New kind of stem cells can turn into heart cells, University of Wisconsin-Madison researchers show
A new kind of stem cells developed by UW-Madison researcher James Thomson performs like his old kind in a lively way.
The new cells can be turned into heart cells that beat in a lab dish, other scientists on campus have shown. The achievement could lead to a better understanding of heart disease and therapies crafted from the skin of patients with heart problems.
"It's encouraging for the development of personalized medicine," said Dr. Tim Kamp, a UW-Madison cardiologist, who coaxed the new stem cells to become heart cells.

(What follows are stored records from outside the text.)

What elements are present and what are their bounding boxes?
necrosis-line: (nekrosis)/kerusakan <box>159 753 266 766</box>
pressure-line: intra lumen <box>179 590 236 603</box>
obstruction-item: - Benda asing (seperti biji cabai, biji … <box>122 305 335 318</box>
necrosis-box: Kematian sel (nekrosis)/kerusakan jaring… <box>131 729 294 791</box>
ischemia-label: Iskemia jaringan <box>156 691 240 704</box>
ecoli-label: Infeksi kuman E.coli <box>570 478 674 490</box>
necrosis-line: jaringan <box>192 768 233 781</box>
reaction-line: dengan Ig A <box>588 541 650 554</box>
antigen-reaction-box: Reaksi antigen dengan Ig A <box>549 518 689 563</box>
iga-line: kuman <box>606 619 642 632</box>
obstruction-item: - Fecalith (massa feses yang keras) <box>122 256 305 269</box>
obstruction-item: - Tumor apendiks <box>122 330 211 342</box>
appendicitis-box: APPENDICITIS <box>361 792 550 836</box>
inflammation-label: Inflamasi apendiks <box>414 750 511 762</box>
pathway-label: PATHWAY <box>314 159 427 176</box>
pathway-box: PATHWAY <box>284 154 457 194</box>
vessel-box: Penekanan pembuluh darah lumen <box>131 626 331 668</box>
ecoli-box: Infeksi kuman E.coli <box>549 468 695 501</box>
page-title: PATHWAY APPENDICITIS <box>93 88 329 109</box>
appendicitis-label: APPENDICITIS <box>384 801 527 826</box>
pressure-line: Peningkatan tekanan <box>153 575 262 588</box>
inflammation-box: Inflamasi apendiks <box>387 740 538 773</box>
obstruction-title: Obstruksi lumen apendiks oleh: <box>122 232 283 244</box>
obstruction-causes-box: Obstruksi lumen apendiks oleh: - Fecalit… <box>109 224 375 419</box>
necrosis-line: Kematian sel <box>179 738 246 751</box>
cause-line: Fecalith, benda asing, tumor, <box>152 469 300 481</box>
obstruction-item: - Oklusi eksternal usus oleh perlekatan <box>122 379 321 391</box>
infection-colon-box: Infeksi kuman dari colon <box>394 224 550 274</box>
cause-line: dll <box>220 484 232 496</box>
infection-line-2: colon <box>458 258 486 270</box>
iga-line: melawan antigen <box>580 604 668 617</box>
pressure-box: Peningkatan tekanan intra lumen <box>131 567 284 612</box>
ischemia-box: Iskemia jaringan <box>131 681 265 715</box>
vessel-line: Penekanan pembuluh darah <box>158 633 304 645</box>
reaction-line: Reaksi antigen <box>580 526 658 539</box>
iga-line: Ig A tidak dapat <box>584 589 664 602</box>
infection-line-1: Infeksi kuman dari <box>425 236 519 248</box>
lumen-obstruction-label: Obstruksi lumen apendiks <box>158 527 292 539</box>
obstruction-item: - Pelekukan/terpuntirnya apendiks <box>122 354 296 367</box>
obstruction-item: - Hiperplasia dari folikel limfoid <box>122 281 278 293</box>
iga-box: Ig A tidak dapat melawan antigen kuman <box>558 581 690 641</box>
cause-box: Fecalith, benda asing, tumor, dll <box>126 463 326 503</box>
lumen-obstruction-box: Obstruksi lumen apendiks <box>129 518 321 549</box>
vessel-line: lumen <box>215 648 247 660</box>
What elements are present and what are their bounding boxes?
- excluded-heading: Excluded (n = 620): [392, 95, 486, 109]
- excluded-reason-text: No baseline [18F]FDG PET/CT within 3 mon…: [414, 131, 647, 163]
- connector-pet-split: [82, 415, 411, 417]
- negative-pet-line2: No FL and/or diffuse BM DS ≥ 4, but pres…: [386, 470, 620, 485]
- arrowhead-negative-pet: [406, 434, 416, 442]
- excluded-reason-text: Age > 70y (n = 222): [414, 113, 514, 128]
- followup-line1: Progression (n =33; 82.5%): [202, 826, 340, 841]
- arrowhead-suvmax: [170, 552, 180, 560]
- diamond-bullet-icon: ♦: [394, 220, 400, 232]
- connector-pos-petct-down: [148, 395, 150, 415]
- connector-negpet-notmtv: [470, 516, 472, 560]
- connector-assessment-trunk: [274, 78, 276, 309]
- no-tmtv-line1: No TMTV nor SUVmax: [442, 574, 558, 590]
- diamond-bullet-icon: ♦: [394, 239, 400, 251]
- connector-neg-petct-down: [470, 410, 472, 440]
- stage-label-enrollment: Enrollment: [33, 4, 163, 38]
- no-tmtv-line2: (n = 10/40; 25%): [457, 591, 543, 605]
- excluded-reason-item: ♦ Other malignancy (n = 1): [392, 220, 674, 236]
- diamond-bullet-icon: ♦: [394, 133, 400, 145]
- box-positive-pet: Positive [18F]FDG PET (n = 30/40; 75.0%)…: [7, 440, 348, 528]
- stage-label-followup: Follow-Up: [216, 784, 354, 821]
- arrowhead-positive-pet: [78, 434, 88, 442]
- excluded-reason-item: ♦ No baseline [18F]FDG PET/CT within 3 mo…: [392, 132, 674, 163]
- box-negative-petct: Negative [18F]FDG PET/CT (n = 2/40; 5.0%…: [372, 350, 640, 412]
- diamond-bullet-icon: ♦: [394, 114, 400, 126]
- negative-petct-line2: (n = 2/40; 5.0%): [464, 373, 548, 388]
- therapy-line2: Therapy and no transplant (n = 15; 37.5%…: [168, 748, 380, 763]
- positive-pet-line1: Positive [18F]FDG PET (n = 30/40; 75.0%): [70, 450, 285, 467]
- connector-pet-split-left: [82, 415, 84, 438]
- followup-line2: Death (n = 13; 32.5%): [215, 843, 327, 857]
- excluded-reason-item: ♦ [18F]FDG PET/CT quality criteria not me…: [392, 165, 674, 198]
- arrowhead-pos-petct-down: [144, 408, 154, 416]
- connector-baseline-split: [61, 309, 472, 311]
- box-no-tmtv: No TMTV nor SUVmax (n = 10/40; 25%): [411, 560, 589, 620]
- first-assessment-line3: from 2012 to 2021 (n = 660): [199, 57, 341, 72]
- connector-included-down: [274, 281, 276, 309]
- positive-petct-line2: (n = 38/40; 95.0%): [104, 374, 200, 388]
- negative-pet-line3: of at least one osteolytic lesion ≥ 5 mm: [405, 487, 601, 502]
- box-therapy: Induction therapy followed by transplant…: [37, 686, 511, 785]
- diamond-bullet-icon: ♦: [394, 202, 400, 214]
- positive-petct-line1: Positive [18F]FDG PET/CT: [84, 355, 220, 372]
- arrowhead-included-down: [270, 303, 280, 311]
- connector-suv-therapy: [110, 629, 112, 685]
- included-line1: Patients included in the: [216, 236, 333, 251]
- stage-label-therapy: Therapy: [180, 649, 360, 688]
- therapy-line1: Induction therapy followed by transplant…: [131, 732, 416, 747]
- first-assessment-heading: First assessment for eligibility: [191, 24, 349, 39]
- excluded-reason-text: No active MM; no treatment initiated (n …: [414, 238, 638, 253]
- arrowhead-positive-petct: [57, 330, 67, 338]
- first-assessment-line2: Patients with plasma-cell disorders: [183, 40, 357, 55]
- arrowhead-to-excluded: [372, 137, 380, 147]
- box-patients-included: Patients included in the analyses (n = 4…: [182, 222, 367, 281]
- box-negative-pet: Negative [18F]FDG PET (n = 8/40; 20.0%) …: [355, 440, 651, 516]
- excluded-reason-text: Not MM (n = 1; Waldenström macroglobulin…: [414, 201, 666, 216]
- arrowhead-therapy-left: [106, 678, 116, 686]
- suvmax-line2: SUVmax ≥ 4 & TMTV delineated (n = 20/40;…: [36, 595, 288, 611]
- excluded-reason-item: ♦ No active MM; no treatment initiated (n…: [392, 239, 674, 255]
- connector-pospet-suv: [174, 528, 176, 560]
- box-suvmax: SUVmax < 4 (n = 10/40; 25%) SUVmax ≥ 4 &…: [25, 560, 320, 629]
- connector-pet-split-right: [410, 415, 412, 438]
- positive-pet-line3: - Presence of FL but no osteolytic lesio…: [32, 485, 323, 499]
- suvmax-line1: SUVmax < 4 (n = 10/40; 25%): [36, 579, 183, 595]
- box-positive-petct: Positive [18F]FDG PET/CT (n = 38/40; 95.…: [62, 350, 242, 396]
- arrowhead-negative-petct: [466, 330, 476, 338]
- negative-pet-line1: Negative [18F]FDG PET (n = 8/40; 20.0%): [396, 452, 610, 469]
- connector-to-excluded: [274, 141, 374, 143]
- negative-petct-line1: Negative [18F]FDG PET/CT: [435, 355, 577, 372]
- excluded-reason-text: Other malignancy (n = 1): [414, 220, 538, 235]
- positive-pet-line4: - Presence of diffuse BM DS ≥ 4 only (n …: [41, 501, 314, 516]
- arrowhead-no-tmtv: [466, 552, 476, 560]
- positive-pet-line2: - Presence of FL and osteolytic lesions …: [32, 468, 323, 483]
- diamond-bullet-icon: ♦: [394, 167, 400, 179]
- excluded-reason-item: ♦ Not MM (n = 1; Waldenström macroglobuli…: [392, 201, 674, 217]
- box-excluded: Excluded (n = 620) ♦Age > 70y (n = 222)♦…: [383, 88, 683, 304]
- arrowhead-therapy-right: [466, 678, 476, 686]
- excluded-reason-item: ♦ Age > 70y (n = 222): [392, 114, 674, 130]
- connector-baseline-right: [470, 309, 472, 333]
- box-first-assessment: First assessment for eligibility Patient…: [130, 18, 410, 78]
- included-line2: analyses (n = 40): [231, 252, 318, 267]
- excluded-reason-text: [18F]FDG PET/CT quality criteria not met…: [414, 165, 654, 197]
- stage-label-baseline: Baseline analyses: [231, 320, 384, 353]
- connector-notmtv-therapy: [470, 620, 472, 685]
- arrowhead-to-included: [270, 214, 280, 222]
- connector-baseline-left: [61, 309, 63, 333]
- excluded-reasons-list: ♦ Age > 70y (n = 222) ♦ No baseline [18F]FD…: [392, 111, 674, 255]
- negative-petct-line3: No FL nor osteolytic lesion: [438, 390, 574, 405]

Kamp and scientists at other institutions had converted human embryonic stem cells, available since 1998, into heart cells.
Now Kamp and his colleagues at UW-Madison are the first to report that they have directed induced pluripotent stem cells — or iPS cells, the new stem cells announced in 2007 — to become the three main types of heart muscle cells. The researchers also showed that the new kind of heart cells act like the old kind.
"At a functional level, they seem to behave very similarly," said Kamp, whose report on the new work is in the new issue of the journal Circulation Research.
"It's a significant advance," Dr. Dan Garry, a cardiologist at the University of Minnesota, said of Kamp's research.
Thomson was the first scientist, in 1998, to extract and grow stem cells from human embryos. Researchers have been using the master cells, thought capable of becoming all of the body's 220 cell types, to better understand and develop treatments for a variety of diseases. Obtaining the cells requires the controversial destruction of days-old embryos, usually leftover from fertility clinics.
Thomson and campus scientist Junying Yu, along with a competing team led by Japanese researcher Shinya Yamanaka, announced the creation of iPS cells in 2007. The scientists placed four select genes into skin cells and reprogrammed the cells back to their embryonic state. So far, iPS cells appear identical to embryonic stem cells, even though no embryos are used.
Kamp found that iPS cells can become heart cells as well as embryonic stem cells can, morphing into the three main types of heart muscle cells and beating in a dish after growing together for about eight days. Their electrical signals also are similar, he said.
But heart cells made from both kinds of stem cells have limitations. Only a fraction of the stem cells become heart cells, Kamp said. The heart cells could cause heart rhythm problems or cancer if transplanted into patients, he said, but researchers are working to address those issues.
"Things are moving very fast in this area," Kamp said. "But we still have a lot of work to do."
Kamp's collaborators on the research, in addition to Thomson and Yu, were Jianhua Zhang, Gisela Wilson, Andrew Soerens, Chad Koonce and Sean Palecek.